DR. MICHELE BARRY: So, I think for people over the age of 60, you should shelter at home as much as you can. I think when one goes outside — and I think you should go outside, because we need exercise; there is something about your mental health that you need to consider — just make sure that you keep social distancing. That is what’s really, really important to think about. Again, it’s not an aerosolized virus. When you’re at home, or when you’re at all touching — be very careful when you’re outside touching doorknobs, touching elevator buttons. In SARS1, not COVID-19, but very related, one of the epidemics occurred in an elevator, touching buttons. Again, that’s something in New York City that you guys are going to have to think about. Make sure that you do not touch with your hands, or if you touch with your hands, don’t get crazy about not having sanitizer. Soap and water. You know, the going thing in California is to sing “Happy Birthday” to yourself twice. That gives you the 20 seconds of washing and lathering.
AMY GOODMAN: Final words, Dr. Michele Barry, as you head from your office back home, you, in California, are sheltering in place. All 40 million people in California have been told by the governor, Governor Newsom, to shelter in place. Your final thoughts?
DR. MICHELE BARRY: My final thoughts is, we’re all in this together. We need to work together as a society for civil society and public good. I think we have to remember it’s not about a snow day or a couple snow days. It’s not about a sprint. It’s really a marathon. This is going to take months. And we need to all work together as a team.
AMY GOODMAN: Do you see shelter in place going, ultimately, on for months, people isolating at home for months, society, schools, work not going on at the workplaces for months?

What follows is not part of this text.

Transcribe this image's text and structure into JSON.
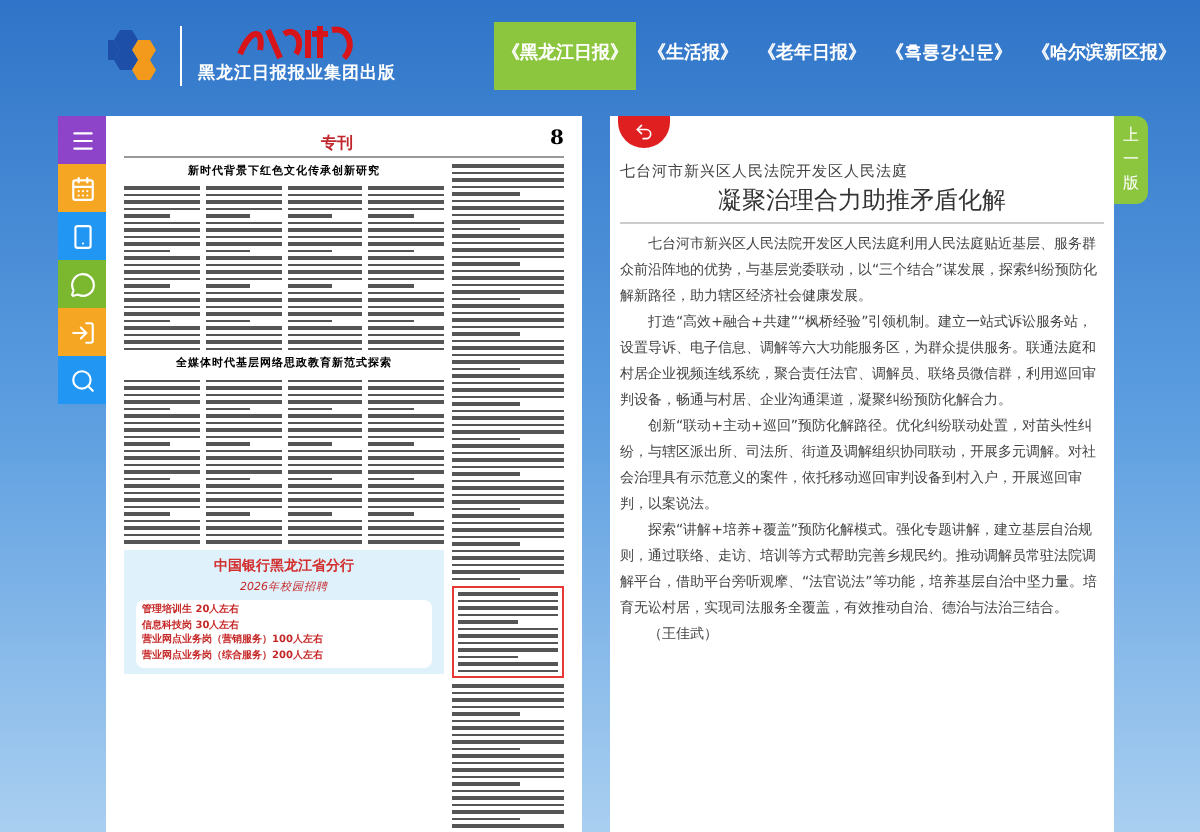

DR. MICHELE BARRY: Well, if you look at Wuhan, which had a very effective way of stopping the epidemic, it took them about two-and-a-half months, so — and that was — and they put in measures that I don’t think we as a country can put in. So, if you look at that — and again, I think we started this show off with my saying we need to learn from our colleagues overseas, what to do right and what’s not the right way to approach this epidemic. I think we need to take our governors, our public health commissioners seriously, when they say shelter at home.
AMY GOODMAN: And finally, where can people go for the most accurate information?
DR. MICHELE BARRY: Yeah. So, I still would strongly suggest — it depends upon what you want. If you’re in a business or want to figure out how to deal with your employees, OSHA has a very good website set up. But still, for regular folks who want to hear about what the guidelines are, CDC.gov has lots of very well-written advice for you to take. You know, I even go to CDC.gov for the — I definitely go to CDC.gov for the interim guidelines. And they’re changing constantly, so continue to check in on them on a daily basis.
AMY GOODMAN: Dr. Michele Barry, thank you so much for spending this time, director of the Center for Innovation in Global Health at Stanford University, incoming chair of the Consortium of Universities for Global Health. Dr. Barry is also past president of the American Society of Tropical Medicine. To see Part 1 of our discussion, you can go to democracynow.org. I’m Amy Goodman. Thank you so much.